Artist

Kaloudis Alexandros (1853 – 1923)

Biography

The painter Alexandros Kaloudis was born in Crete or Athens in 1853 and passed away in Athens in 1923.
He studied for ten years (c. 1875–1885) at the École des Beaux-Arts in Paris under A. Cabanel and Magnan. In 1886, he was appointed as an unsalaried professor of Technical Drawing at the School of Arts in Athens, and from 1903 until 1916, he also taught Elementary Drawing and Shading.
Through an academic, realistic idiom, he rendered his favorite painting genre—still lifes, primarily featuring tabletop arrangements, fruits, and sweets—with exceptional color sensitivity, precise drafting, good lighting, attention to detail, and structural skill.
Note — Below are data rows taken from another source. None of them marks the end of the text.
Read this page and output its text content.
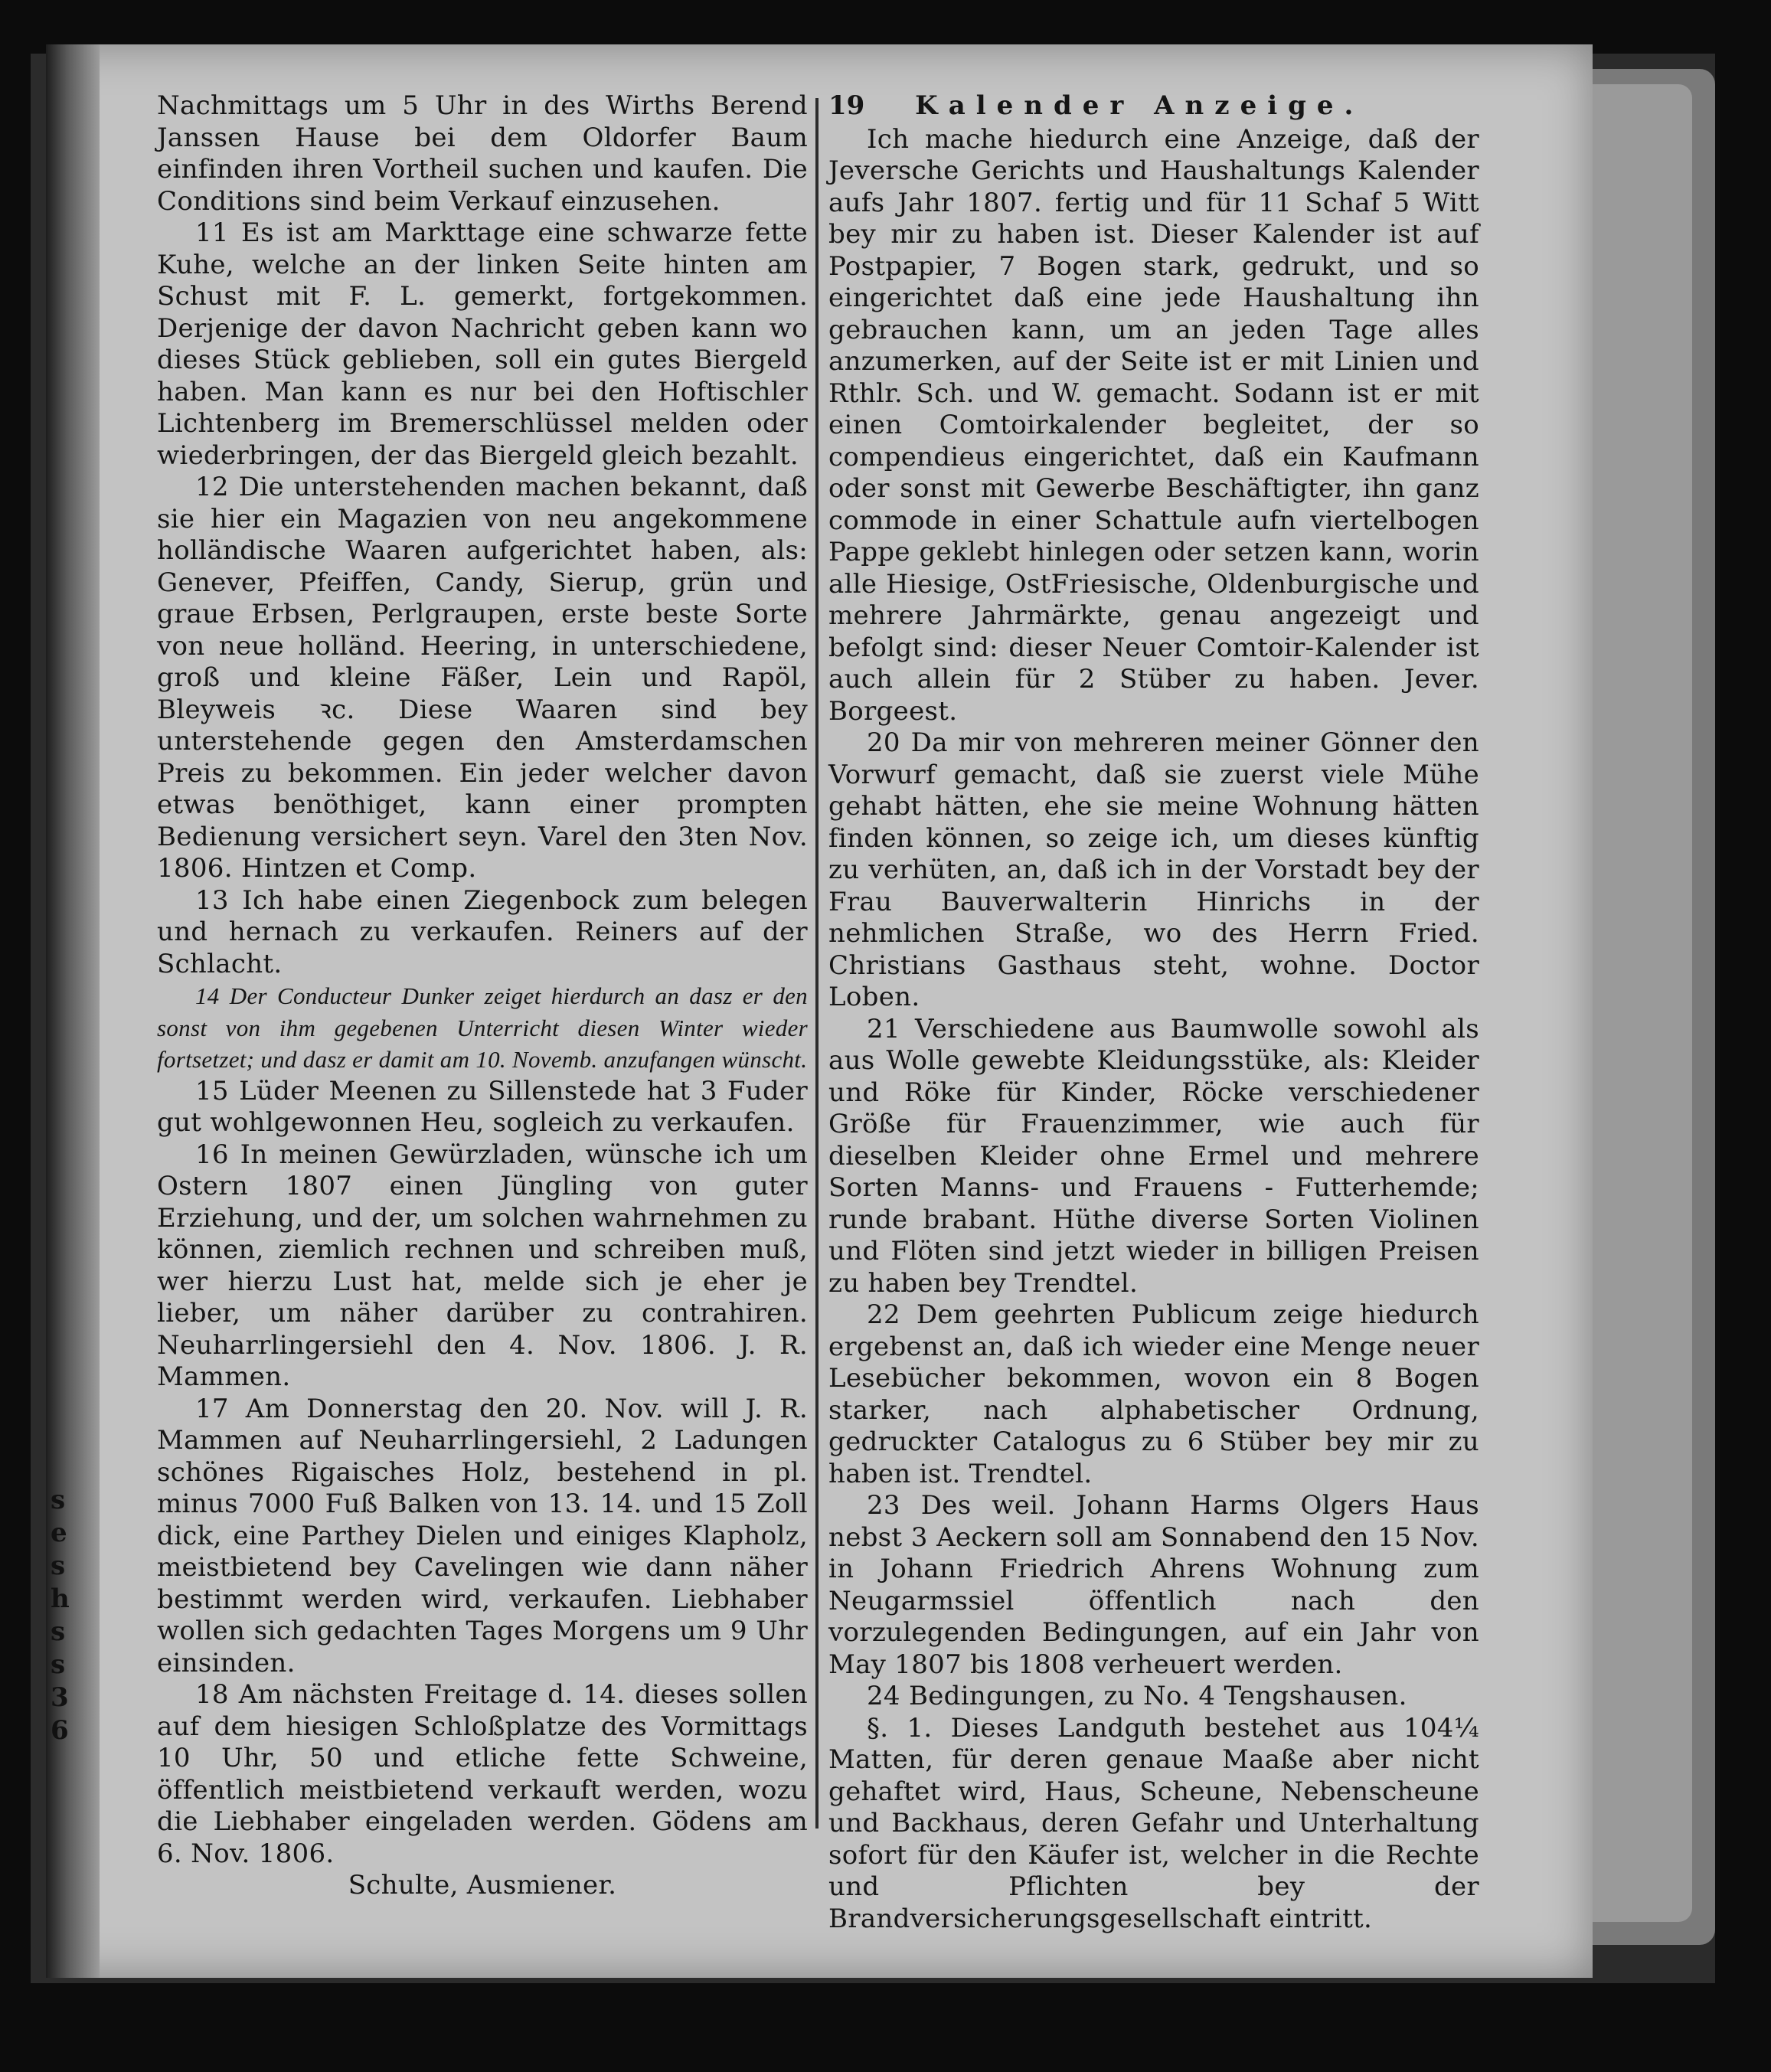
s
e
s
h
s
s
3
6

Nachmittags um 5 Uhr in des Wirths Berend Janssen Hause bei dem Oldorfer Baum einfinden ihren Vortheil suchen und kaufen. Die Conditions sind beim Verkauf einzusehen.

11 Es ist am Markttage eine schwarze fette Kuhe, welche an der linken Seite hinten am Schust mit F. L. gemerkt, fortgekommen. Derjenige der davon Nachricht geben kann wo dieses Stück geblieben, soll ein gutes Biergeld haben. Man kann es nur bei den Hoftischler Lichtenberg im Bremerschlüssel melden oder wiederbringen, der das Biergeld gleich bezahlt.

12 Die unterstehenden machen bekannt, daß sie hier ein Magazien von neu angekommene holländische Waaren aufgerichtet haben, als: Genever, Pfeiffen, Candy, Sierup, grün und graue Erbsen, Perlgraupen, erste beste Sorte von neue holländ. Heering, in unterschiedene, groß und kleine Fäßer, Lein und Rapöl, Bleyweis ꝛc. Diese Waaren sind bey unterstehende gegen den Amsterdamschen Preis zu bekommen. Ein jeder welcher davon etwas benöthiget, kann einer prompten Bedienung versichert seyn. Varel den 3ten Nov. 1806. Hintzen et Comp.

13 Ich habe einen Ziegenbock zum belegen und hernach zu verkaufen. Reiners auf der Schlacht.

14 Der Conducteur Dunker zeiget hierdurch an dasz er den sonst von ihm gegebenen Unterricht diesen Winter wieder fortsetzet; und dasz er damit am 10. Novemb. anzufangen wünscht.

15 Lüder Meenen zu Sillenstede hat 3 Fuder gut wohlgewonnen Heu, sogleich zu verkaufen.

16 In meinen Gewürzladen, wünsche ich um Ostern 1807 einen Jüngling von guter Erziehung, und der, um solchen wahrnehmen zu können, ziemlich rechnen und schreiben muß, wer hierzu Lust hat, melde sich je eher je lieber, um näher darüber zu contrahiren. Neuharrlingersiehl den 4. Nov. 1806. J. R. Mammen.

17 Am Donnerstag den 20. Nov. will J. R. Mammen auf Neuharrlingersiehl, 2 Ladungen schönes Rigaisches Holz, bestehend in pl. minus 7000 Fuß Balken von 13. 14. und 15 Zoll dick, eine Parthey Dielen und einiges Klapholz, meistbietend bey Cavelingen wie dann näher bestimmt werden wird, verkaufen. Liebhaber wollen sich gedachten Tages Morgens um 9 Uhr einsinden.

18 Am nächsten Freitage d. 14. dieses sollen auf dem hiesigen Schloßplatze des Vormittags 10 Uhr, 50 und etliche fette Schweine, öffentlich meistbietend verkauft werden, wozu die Liebhaber eingeladen werden. Gödens am 6. Nov. 1806.

Schulte, Ausmiener.

19 Kalender Anzeige.

Ich mache hiedurch eine Anzeige, daß der Jeversche Gerichts und Haushaltungs Kalender aufs Jahr 1807. fertig und für 11 Schaf 5 Witt bey mir zu haben ist. Dieser Kalender ist auf Postpapier, 7 Bogen stark, gedrukt, und so eingerichtet daß eine jede Haushaltung ihn gebrauchen kann, um an jeden Tage alles anzumerken, auf der Seite ist er mit Linien und Rthlr. Sch. und W. gemacht. Sodann ist er mit einen Comtoirkalender begleitet, der so compendieus eingerichtet, daß ein Kaufmann oder sonst mit Gewerbe Beschäftigter, ihn ganz commode in einer Schattule aufn viertelbogen Pappe geklebt hinlegen oder setzen kann, worin alle Hiesige, OstFriesische, Oldenburgische und mehrere Jahrmärkte, genau angezeigt und befolgt sind: dieser Neuer Comtoir-Kalender ist auch allein für 2 Stüber zu haben. Jever. Borgeest.

20 Da mir von mehreren meiner Gönner den Vorwurf gemacht, daß sie zuerst viele Mühe gehabt hätten, ehe sie meine Wohnung hätten finden können, so zeige ich, um dieses künftig zu verhüten, an, daß ich in der Vorstadt bey der Frau Bauverwalterin Hinrichs in der nehmlichen Straße, wo des Herrn Fried. Christians Gasthaus steht, wohne. Doctor Loben.

21 Verschiedene aus Baumwolle sowohl als aus Wolle gewebte Kleidungsstüke, als: Kleider und Röke für Kinder, Röcke verschiedener Größe für Frauenzimmer, wie auch für dieselben Kleider ohne Ermel und mehrere Sorten Manns- und Frauens - Futterhemde; runde brabant. Hüthe diverse Sorten Violinen und Flöten sind jetzt wieder in billigen Preisen zu haben bey Trendtel.

22 Dem geehrten Publicum zeige hiedurch ergebenst an, daß ich wieder eine Menge neuer Lesebücher bekommen, wovon ein 8 Bogen starker, nach alphabetischer Ordnung, gedruckter Catalogus zu 6 Stüber bey mir zu haben ist. Trendtel.

23 Des weil. Johann Harms Olgers Haus nebst 3 Aeckern soll am Sonnabend den 15 Nov. in Johann Friedrich Ahrens Wohnung zum Neugarmssiel öffentlich nach den vorzulegenden Bedingungen, auf ein Jahr von May 1807 bis 1808 verheuert werden.

24 Bedingungen, zu No. 4 Tengshausen.

§. 1. Dieses Landguth bestehet aus 104¼ Matten, für deren genaue Maaße aber nicht gehaftet wird, Haus, Scheune, Nebenscheune und Backhaus, deren Gefahr und Unterhaltung sofort für den Käufer ist, welcher in die Rechte und Pflichten bey der Brandversicherungsgesellschaft eintritt.
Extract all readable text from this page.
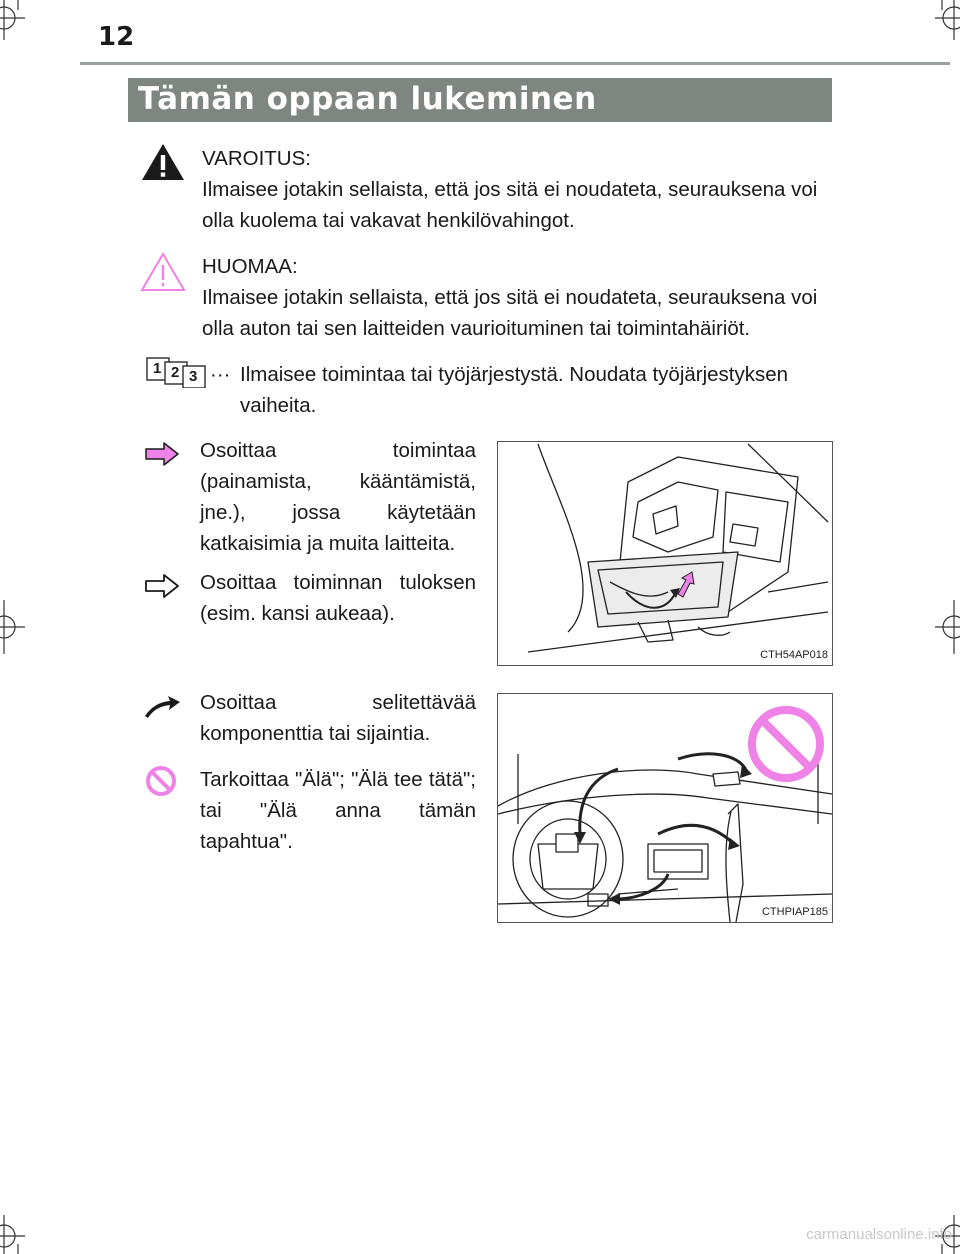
12
Tämän oppaan lukeminen
VAROITUS:
Ilmaisee jotakin sellaista, että jos sitä ei noudateta, seurauksena voi olla kuolema tai vakavat henkilövahingot.
HUOMAA:
Ilmaisee jotakin sellaista, että jos sitä ei noudateta, seurauksena voi olla auton tai sen laitteiden vaurioituminen tai toimintahäiriöt.
1 2 3 ··· Ilmaisee toimintaa tai työjärjestystä. Noudata työjärjestyksen vaiheita.
Osoittaa toimintaa (painamista, kääntämistä, jne.), jossa käytetään katkaisimia ja muita laitteita.
Osoittaa toiminnan tuloksen (esim. kansi aukeaa).
CTH54AP018
Osoittaa selitettävää komponenttia tai sijaintia.
Tarkoittaa "Älä"; "Älä tee tätä"; tai "Älä anna tämän tapahtua".
CTHPIAP185
carmanualsonline.info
His work aligned with the painterly qualities of Chardin and Fantin-Latour rather than the dazzling verism of Dutch painting, offering a painterly-tactile impression to the viewer and creating an inviting environment of spherical motifs harmonized through complementary colors and intermediate tones.
He participated in group exhibitions in Greece and abroad, including the Paris Salons and the Exposition Universelle (1878), Alexandria (1903), and others. He received an honorary commendation at an exhibition at the Zappeion in Athens in 1888.